Abstract Polytope - Realizations

Realizations

Any traditional polytope is an example of a realization of its underlying abstract polytope: The traditional pyramid to the left of the Hasse diagram above is a realization of the poset represented. So also are tessellations or tilings of the plane, or other piecewise linear manifolds in two and higher dimensions. The latter include, for example, the projective polytopes. These can be obtained from a polytope with central symmetry by identifying opposite vertices, edges, faces and so forth. In three dimensions, this gives the hemi-cube and the hemi-dodecahedron, and their duals, the hemi-octahedron and the hemi-icosahedron.

More generally, a realization of a regular abstract polytope is a collection of points in space (corresponding to the vertices of the polytope), together with the face structure induced on it by the polytope, which is at least as symmetrical as the original abstract polytope; that is, all combinatorial automorphisms of the abstract polytopes have been realized by geometric symmetries. For example, the set of points {(0,0), (0,1), (1,0), (1,1)} is a realisation of the abstract 4-gon (the square). It is not the only realisation, however - one could choose, instead, the set of vertices of a regular tetrahedron. For every symmetry of the square, there exists a corresponding symmetry of the regular tetrahedron. (There are, however, more symmetries of the regular tetrahedron than there are of the abstract 4-gon.)

In fact, every abstract polytope with v vertices has at least one realisation, as the vertices of a (v − 1)-dimensional simplex. It is often of interest to seek lower-dimensional realisations.

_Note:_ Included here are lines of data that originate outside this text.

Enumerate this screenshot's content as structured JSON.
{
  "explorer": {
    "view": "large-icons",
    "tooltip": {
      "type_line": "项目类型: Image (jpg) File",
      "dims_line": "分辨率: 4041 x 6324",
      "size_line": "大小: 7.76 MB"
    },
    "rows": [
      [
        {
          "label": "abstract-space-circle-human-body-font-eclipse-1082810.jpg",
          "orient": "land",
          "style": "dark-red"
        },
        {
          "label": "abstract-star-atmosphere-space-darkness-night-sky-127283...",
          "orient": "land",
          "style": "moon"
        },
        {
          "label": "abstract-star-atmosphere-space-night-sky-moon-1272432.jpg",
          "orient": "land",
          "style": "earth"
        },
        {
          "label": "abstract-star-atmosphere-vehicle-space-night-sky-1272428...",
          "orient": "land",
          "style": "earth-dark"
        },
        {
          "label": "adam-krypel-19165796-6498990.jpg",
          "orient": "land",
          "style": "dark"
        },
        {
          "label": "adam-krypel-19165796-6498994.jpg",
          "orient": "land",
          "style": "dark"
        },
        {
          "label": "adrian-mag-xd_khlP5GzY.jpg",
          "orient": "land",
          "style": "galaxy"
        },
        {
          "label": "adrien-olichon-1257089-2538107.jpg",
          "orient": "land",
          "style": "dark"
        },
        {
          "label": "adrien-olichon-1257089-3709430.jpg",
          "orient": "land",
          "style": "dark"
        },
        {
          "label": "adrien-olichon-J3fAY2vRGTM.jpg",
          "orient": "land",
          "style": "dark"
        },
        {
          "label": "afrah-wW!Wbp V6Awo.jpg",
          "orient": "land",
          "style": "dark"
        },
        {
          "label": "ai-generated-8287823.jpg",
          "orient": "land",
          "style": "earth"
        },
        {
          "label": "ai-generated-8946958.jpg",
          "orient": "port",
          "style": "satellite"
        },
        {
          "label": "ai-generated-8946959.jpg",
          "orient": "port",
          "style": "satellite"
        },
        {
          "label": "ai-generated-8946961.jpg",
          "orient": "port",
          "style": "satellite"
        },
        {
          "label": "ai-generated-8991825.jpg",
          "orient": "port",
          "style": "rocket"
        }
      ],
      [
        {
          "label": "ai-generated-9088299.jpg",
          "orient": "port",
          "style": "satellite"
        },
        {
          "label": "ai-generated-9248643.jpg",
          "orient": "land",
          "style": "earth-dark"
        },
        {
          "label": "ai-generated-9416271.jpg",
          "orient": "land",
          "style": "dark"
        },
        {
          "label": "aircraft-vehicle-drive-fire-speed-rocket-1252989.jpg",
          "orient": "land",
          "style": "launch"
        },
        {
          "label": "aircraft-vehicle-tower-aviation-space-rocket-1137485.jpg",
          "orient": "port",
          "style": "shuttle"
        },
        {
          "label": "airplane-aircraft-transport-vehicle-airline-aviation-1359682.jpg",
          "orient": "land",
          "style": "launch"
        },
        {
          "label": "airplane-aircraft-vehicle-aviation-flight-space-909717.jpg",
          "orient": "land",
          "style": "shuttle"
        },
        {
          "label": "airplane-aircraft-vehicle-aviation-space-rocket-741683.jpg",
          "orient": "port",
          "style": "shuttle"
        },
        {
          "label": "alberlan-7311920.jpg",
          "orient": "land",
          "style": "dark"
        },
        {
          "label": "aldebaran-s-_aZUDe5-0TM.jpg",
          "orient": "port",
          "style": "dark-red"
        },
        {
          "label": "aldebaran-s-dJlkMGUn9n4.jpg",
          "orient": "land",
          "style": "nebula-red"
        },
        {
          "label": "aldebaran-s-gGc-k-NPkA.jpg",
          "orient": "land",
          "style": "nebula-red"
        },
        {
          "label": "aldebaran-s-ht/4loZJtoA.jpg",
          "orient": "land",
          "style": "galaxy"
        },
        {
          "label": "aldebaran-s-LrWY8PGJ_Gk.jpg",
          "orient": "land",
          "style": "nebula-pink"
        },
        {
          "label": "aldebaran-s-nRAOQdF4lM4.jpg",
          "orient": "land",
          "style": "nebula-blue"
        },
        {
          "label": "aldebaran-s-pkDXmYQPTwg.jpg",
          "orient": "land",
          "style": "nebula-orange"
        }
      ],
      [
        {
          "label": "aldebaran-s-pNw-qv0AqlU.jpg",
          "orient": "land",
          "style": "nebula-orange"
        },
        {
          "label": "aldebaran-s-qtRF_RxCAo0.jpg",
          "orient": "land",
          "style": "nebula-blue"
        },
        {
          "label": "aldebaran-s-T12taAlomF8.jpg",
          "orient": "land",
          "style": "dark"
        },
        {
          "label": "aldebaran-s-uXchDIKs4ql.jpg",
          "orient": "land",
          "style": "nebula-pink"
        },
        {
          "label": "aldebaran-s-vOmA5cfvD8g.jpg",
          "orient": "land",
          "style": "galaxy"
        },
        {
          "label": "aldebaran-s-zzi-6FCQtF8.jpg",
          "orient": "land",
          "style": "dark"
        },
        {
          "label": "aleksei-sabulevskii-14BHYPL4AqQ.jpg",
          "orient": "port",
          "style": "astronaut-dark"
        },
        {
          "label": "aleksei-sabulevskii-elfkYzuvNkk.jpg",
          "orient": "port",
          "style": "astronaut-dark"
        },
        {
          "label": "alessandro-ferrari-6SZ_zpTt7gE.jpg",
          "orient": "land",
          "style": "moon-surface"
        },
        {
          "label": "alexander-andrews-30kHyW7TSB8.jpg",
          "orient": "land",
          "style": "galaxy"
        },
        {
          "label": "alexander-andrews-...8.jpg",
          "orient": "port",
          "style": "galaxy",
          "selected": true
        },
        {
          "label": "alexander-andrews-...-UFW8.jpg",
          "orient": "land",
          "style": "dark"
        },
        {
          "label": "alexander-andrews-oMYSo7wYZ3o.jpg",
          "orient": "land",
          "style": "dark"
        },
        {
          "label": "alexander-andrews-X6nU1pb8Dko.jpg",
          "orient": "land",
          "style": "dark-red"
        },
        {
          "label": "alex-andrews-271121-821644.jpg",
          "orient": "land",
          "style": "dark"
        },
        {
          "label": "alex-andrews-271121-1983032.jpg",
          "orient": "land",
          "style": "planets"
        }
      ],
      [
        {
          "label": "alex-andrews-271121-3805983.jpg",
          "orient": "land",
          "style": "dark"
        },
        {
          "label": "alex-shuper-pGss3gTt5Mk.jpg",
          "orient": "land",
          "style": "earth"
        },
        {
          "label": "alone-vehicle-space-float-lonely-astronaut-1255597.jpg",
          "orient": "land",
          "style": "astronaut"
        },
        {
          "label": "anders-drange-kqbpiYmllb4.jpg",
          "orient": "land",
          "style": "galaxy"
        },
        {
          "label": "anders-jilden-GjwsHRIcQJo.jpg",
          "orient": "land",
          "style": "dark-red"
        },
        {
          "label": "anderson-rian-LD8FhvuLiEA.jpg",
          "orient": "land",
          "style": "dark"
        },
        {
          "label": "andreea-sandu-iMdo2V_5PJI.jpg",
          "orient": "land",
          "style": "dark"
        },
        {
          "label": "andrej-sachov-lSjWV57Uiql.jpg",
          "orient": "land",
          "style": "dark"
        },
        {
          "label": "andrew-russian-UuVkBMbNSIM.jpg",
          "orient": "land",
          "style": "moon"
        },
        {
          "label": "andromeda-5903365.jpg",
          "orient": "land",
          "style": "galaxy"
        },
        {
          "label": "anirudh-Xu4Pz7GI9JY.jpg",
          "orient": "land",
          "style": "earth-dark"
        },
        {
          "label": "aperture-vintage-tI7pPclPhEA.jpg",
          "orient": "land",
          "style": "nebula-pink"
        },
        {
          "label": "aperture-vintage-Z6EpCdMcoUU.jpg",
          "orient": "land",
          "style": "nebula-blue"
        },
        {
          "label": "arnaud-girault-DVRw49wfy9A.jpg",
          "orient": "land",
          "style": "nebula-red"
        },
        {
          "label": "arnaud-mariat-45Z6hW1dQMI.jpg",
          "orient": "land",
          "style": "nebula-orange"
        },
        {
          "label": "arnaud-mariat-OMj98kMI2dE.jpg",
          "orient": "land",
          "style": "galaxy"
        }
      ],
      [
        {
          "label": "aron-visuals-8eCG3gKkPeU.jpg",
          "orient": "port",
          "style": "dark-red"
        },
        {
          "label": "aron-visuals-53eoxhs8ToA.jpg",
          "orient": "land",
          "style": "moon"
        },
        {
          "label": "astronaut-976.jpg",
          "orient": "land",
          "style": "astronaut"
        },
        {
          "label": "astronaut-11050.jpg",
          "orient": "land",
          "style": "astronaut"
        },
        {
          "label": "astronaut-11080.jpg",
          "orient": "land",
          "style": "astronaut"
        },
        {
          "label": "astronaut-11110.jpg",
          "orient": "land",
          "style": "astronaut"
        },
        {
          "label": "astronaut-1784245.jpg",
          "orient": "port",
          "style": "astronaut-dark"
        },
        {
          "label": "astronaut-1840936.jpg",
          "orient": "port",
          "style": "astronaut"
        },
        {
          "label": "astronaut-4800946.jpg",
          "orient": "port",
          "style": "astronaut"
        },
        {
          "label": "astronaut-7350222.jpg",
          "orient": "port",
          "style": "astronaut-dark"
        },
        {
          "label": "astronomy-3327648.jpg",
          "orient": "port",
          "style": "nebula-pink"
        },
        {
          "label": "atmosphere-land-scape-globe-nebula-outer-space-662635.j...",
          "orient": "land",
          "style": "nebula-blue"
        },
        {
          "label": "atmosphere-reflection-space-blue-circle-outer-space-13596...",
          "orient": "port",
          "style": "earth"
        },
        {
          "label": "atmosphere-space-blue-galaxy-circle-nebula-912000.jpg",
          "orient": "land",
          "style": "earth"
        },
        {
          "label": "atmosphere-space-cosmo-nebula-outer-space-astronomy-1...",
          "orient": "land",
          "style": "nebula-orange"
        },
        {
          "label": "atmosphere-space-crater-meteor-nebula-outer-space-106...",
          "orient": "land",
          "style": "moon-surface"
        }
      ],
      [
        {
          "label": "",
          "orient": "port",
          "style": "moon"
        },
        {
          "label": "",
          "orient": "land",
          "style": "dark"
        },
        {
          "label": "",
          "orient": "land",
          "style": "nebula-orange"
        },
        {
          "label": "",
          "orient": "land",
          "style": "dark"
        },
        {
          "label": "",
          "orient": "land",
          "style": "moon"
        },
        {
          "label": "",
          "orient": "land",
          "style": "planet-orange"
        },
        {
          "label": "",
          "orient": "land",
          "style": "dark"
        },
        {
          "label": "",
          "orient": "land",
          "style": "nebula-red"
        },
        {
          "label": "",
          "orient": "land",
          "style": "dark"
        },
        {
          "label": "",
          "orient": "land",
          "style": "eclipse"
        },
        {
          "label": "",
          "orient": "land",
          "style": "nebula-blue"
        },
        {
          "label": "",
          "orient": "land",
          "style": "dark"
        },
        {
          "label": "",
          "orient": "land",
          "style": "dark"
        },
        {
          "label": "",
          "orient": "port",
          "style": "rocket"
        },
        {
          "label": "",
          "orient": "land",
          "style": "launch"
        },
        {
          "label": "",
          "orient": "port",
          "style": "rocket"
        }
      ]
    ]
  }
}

If an abstract n-polytope is realized in n-dimensional space, such that the geometrical arrangement does not break any rules for traditional polytopes (such as curved faces, or ridges of zero size), then the realization is said to be faithful. In general, only a restricted set of abstract polytopes of rank n may be realized faithfully in any given n-space. The characterisation of this effect is an outstanding problem.